After the violent suppression of the Soviet Republic by Freikorps and Reichswehr associations , Gandorfer was able to regain his reputation in the farmers' union and was again a member of the Bavarian state parliament from November 1919 to 1924. In May 1928 he was elected to the Reichstag of the Weimar Republic as a candidate for the German Peasant Party (DBP) - in which he was a representative of the Bavarian Farmers' Union - for constituency 25 (Lower Bavaria) , to which he belonged without further interruption until his death.
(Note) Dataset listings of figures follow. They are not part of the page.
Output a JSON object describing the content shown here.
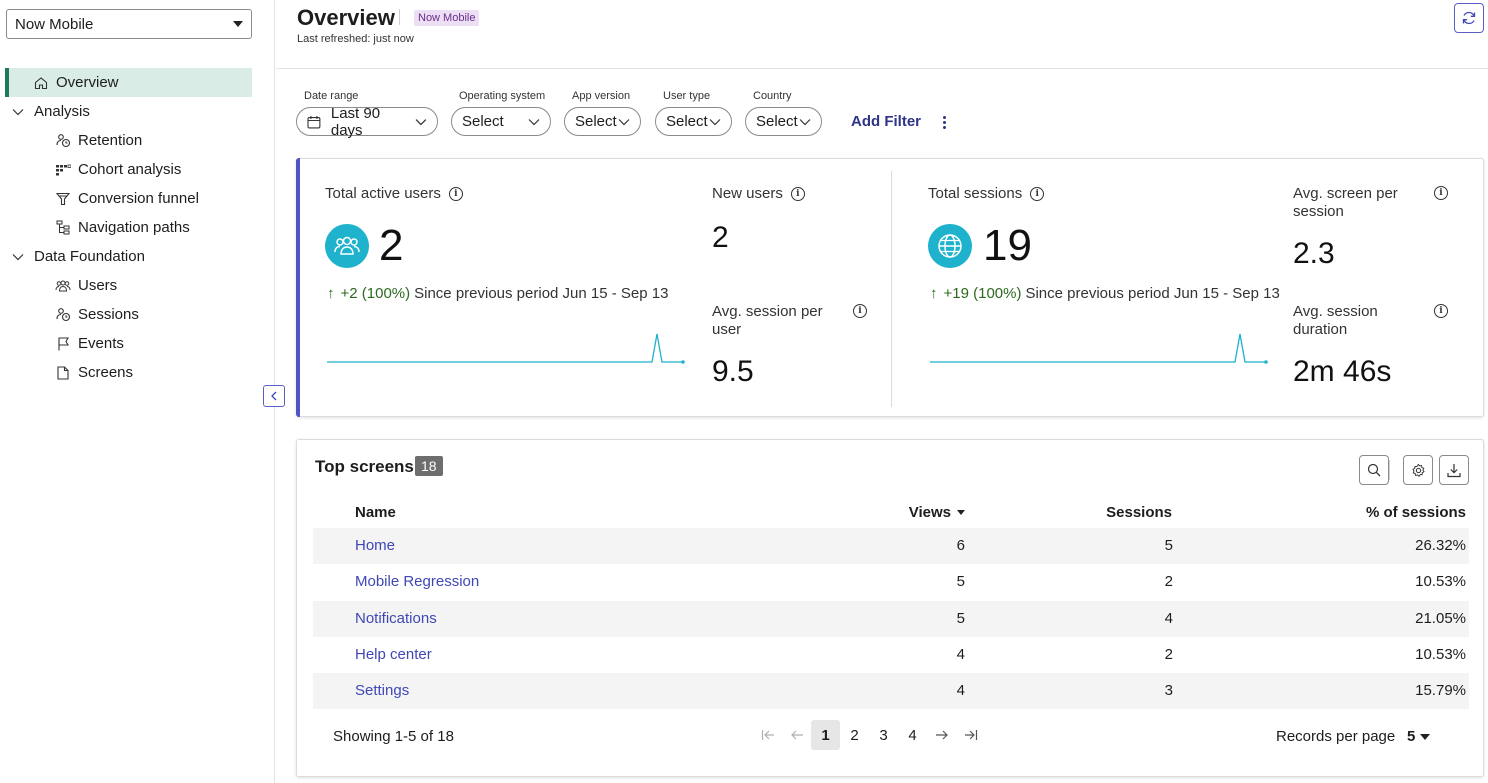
{
  "sidebar": {
    "app_selector": "Now Mobile",
    "items": [
      {
        "label": "Overview",
        "icon": "home-icon",
        "active": true
      },
      {
        "label": "Analysis",
        "icon": "chevron-down-icon",
        "group": true
      },
      {
        "label": "Retention",
        "icon": "retention-icon"
      },
      {
        "label": "Cohort analysis",
        "icon": "cohort-icon"
      },
      {
        "label": "Conversion funnel",
        "icon": "funnel-icon"
      },
      {
        "label": "Navigation paths",
        "icon": "navigation-paths-icon"
      },
      {
        "label": "Data Foundation",
        "icon": "chevron-down-icon",
        "group": true
      },
      {
        "label": "Users",
        "icon": "users-icon"
      },
      {
        "label": "Sessions",
        "icon": "sessions-icon"
      },
      {
        "label": "Events",
        "icon": "flag-icon"
      },
      {
        "label": "Screens",
        "icon": "document-icon"
      }
    ]
  },
  "header": {
    "title": "Overview",
    "app_badge": "Now Mobile",
    "refreshed": "Last refreshed: just now"
  },
  "filters": {
    "date_range": {
      "label": "Date range",
      "value": "Last 90 days"
    },
    "os": {
      "label": "Operating system",
      "value": "Select"
    },
    "app_version": {
      "label": "App version",
      "value": "Select"
    },
    "user_type": {
      "label": "User type",
      "value": "Select"
    },
    "country": {
      "label": "Country",
      "value": "Select"
    },
    "add_filter": "Add Filter"
  },
  "metrics": {
    "total_active_users": {
      "label": "Total active users",
      "value": "2",
      "delta": "+2 (100%)",
      "since": "Since previous period Jun 15 - Sep 13"
    },
    "new_users": {
      "label": "New users",
      "value": "2"
    },
    "avg_session_per_user": {
      "label_line1": "Avg. session per",
      "label_line2": "user",
      "value": "9.5"
    },
    "total_sessions": {
      "label": "Total sessions",
      "value": "19",
      "delta": "+19 (100%)",
      "since": "Since previous period Jun 15 - Sep 13"
    },
    "avg_screen_per_session": {
      "label_line1": "Avg. screen per",
      "label_line2": "session",
      "value": "2.3"
    },
    "avg_session_duration": {
      "label_line1": "Avg. session",
      "label_line2": "duration",
      "value": "2m 46s"
    },
    "accent_color": "#1eb2cc"
  },
  "top_screens": {
    "title": "Top screens",
    "count": "18",
    "columns": {
      "name": "Name",
      "views": "Views",
      "sessions": "Sessions",
      "pct": "% of sessions"
    },
    "rows": [
      {
        "name": "Home",
        "views": "6",
        "sessions": "5",
        "pct": "26.32%"
      },
      {
        "name": "Mobile Regression",
        "views": "5",
        "sessions": "2",
        "pct": "10.53%"
      },
      {
        "name": "Notifications",
        "views": "5",
        "sessions": "4",
        "pct": "21.05%"
      },
      {
        "name": "Help center",
        "views": "4",
        "sessions": "2",
        "pct": "10.53%"
      },
      {
        "name": "Settings",
        "views": "4",
        "sessions": "3",
        "pct": "15.79%"
      }
    ],
    "showing": "Showing 1-5 of 18",
    "pages": [
      "1",
      "2",
      "3",
      "4"
    ],
    "current_page": "1",
    "records_per_page_label": "Records per page",
    "records_per_page": "5"
  }
}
In his final years, Gandorfer was not only a member of the Reichstag publicly against the rising National Socialism . In his role as mayor of Pfaffenberg, he had Heinrich Himmler, who had been the " Reichsführer SS " since 1929, expelled from the hall at a political event in 1930 .
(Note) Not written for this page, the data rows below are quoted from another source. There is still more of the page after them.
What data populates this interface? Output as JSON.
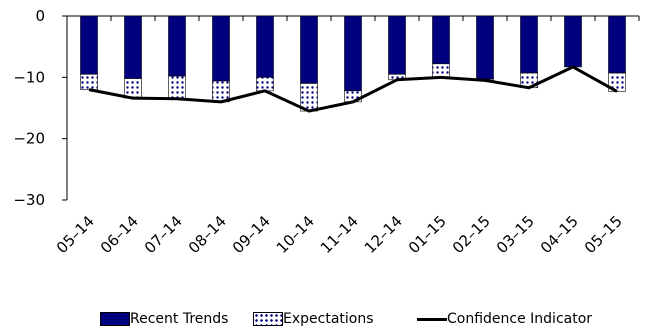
{
  "chart_data": {
    "type": "bar",
    "categories": [
      "05–14",
      "06–14",
      "07–14",
      "08–14",
      "09–14",
      "10–14",
      "11–14",
      "12–14",
      "01–15",
      "02–15",
      "03–15",
      "04–15",
      "05–15"
    ],
    "series": [
      {
        "name": "Recent Trends",
        "kind": "bar",
        "values": [
          -9.5,
          -10.2,
          -9.8,
          -10.6,
          -10.0,
          -11.0,
          -12.2,
          -9.5,
          -7.8,
          -10.3,
          -9.3,
          -8.3,
          -9.3
        ]
      },
      {
        "name": "Expectations",
        "kind": "stacked-bar",
        "values": [
          -2.5,
          -3.2,
          -3.7,
          -3.4,
          -2.2,
          -4.5,
          -1.8,
          -0.9,
          -2.2,
          -0.2,
          -2.4,
          0,
          -3.0
        ]
      },
      {
        "name": "Confidence Indicator",
        "kind": "line",
        "values": [
          -12.0,
          -13.4,
          -13.5,
          -14.0,
          -12.2,
          -15.5,
          -14.0,
          -10.4,
          -10.0,
          -10.5,
          -11.7,
          -8.3,
          -12.3
        ]
      }
    ],
    "yticks": [
      0,
      -10,
      -20,
      -30
    ],
    "ylim": [
      -30,
      0
    ],
    "legend": "bottom",
    "grid": false,
    "colors": {
      "trend": "#00007f",
      "expectations_dots": "#00007f",
      "line": "#000000"
    }
  }
}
Gandorfer died in August 1932 - about six months before the seizure of power of Hitler and his Nazi party - at the age of 57 years from the effects of diabetes disease infection.

Web links

Individual evidence

  1. ^ Karl Gandorfer in the parliamentary database at the House of Bavarian History
  2. Carl Gandorfer - the pioneer of the Bavarian Ministry of Agriculture (online at karl-geisenfelder.de, accessed on September 18, 2014), quotation from it: “ ... about Gandorfer: The Pfaffenberg economist was elected to the Chamber of Deputies in 1913 by a by-election because the previous mandate holder, Straubing parish preacher Jakob Wagner, was forced to resign his seat in the state parliament because of his appointment as parish priest of Amberg. "
  3. Michaela Karl: Liebknecht's Children (online at www.literaturportal-bayern.de, accessed on September 14, 2014)
  4. Georg Köglmeier, Johann Kirchinger: Parlamentarischer Bauernrat, 1918–1920 in the Historisches Lexikon Bayerns (online www.historisches-lexikon-bayerns.de, accessed on September 14, 2014)
  5. Historical Association for Lower Bavaria: Negotiations of the Historical Association for Lower Bavaria , 2003, p. 215.
  6. Kurt Riezler / Karl Dietrich Erdmann: Diaries, Essays, Documents , p. 734.